Each hospital department reported any damage to their areas and the number of staff and patients accounted for; the information was entered into a computer as well as written on a large white board. Runners were available to physically transmit critical information when staff could not be reached.

This was the second hospital emergency drill coordinated with Kern County agencies, the prior one being between the hospital and the Sherriff’s Office SWAT Team in a workplace violence scenario. Critique of that drill improved the accuracy and speed of communication during the disaster drill with the Fire Department on Friday.

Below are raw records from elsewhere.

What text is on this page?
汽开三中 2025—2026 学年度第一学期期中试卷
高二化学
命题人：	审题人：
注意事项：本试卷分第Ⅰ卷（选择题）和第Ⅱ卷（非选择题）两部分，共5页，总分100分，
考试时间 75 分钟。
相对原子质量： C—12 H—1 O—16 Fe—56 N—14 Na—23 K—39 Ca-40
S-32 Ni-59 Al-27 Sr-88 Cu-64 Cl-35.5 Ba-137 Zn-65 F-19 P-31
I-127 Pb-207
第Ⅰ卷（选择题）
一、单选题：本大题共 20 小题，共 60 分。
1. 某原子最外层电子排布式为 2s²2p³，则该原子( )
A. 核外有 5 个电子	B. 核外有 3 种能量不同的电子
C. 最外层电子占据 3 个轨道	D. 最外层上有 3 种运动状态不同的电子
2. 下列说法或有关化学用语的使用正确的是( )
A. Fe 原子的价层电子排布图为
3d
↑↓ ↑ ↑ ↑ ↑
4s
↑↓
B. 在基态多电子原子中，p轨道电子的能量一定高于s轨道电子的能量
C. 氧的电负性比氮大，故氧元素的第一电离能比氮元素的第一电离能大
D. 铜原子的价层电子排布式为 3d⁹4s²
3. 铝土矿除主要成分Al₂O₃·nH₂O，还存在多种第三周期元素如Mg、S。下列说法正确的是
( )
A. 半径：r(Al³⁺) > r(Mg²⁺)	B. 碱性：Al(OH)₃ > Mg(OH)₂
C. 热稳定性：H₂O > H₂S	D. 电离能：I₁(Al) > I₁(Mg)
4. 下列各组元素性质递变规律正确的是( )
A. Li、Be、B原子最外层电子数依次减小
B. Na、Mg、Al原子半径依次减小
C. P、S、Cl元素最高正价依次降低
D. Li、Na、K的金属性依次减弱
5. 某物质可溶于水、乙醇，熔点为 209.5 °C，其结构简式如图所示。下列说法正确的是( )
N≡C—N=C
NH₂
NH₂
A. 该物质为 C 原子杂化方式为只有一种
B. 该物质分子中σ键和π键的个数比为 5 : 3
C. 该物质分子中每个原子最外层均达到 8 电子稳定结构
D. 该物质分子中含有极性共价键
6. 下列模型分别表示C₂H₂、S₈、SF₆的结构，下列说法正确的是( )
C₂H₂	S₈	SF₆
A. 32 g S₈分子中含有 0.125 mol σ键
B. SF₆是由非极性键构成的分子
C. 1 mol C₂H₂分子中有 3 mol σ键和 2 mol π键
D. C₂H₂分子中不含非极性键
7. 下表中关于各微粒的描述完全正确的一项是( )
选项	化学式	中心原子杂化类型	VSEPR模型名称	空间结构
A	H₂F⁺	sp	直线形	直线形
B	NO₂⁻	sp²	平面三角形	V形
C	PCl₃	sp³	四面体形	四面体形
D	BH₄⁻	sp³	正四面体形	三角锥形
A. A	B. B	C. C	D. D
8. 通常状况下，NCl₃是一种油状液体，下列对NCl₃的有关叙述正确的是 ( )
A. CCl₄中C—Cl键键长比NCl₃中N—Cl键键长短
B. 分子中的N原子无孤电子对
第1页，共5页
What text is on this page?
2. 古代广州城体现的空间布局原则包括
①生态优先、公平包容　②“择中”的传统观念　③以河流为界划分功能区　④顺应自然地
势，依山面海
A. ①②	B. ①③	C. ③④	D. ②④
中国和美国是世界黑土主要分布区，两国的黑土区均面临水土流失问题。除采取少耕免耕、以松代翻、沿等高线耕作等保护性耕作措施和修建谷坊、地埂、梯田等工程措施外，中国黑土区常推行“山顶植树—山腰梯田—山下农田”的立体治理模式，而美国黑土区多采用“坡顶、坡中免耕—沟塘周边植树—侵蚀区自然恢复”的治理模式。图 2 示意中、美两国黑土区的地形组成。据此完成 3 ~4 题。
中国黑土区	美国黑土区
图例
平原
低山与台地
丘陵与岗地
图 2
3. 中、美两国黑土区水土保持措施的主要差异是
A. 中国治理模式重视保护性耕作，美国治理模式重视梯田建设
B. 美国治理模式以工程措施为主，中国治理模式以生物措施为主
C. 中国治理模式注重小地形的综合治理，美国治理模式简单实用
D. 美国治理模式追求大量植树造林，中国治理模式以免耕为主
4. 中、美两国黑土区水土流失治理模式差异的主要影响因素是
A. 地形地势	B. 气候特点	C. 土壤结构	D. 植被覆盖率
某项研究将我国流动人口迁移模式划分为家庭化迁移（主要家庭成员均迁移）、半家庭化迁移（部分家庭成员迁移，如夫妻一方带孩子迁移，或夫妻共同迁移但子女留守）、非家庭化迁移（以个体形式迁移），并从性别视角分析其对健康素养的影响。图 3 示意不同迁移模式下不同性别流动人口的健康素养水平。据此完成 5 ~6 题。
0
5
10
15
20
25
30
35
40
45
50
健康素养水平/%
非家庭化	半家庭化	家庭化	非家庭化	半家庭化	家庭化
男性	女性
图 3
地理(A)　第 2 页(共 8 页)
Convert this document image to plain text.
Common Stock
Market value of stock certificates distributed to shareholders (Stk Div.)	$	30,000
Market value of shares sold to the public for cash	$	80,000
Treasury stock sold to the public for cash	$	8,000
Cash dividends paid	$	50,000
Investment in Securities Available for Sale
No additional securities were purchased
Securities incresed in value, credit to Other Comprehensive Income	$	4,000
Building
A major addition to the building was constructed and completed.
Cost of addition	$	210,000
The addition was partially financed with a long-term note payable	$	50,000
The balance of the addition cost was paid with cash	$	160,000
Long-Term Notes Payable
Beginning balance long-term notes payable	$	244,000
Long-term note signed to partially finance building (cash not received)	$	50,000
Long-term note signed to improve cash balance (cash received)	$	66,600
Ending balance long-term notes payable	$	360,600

Both of these drills were a vast improvement over the lack of any communication between first responders and hospital personnel during the Erskine Fire in June 2016. At the drill on Friday, Battalion Chief Mitchell called the hospital a “high target hazard.” He explained that a disaster at the hospital creates “a very large potential threat to life and property since it is pivotal to serving the needs of the Kern River Valley.” Holding joint emergency preparedness exercises improves the skills of both agencies and improves the likely outcome of a potential disaster at the site.

At its prior Wednesday meeting, the Board of Directors had discussed with KVHD staff the status of the modified seismic retrofit bill for hospitals which is making its way through the State Legislative process. Instead of remodeling entire hospitals, the draft wording of the revised seismic standards are focused on assuring the functionality of emergency rooms, surgery, and recovery spaces which would be the most necessary areas for treating patients after an earthquake.

The broad and expensive seismic standards currently in force were further questioned by the hospital industry and legislators after Ridgecrest Regional Hospital had just spent $72 million dollars constructing a new building and emergency room (ER) to comply with the current standards of keeping the entire hospital open. Yet that building could not be used after the recent earthquake due to extensive water damage. It was critical for the hospital to treat earthquake injuries, and in the end, it was the ER in their older building that proved to be their most valuable service.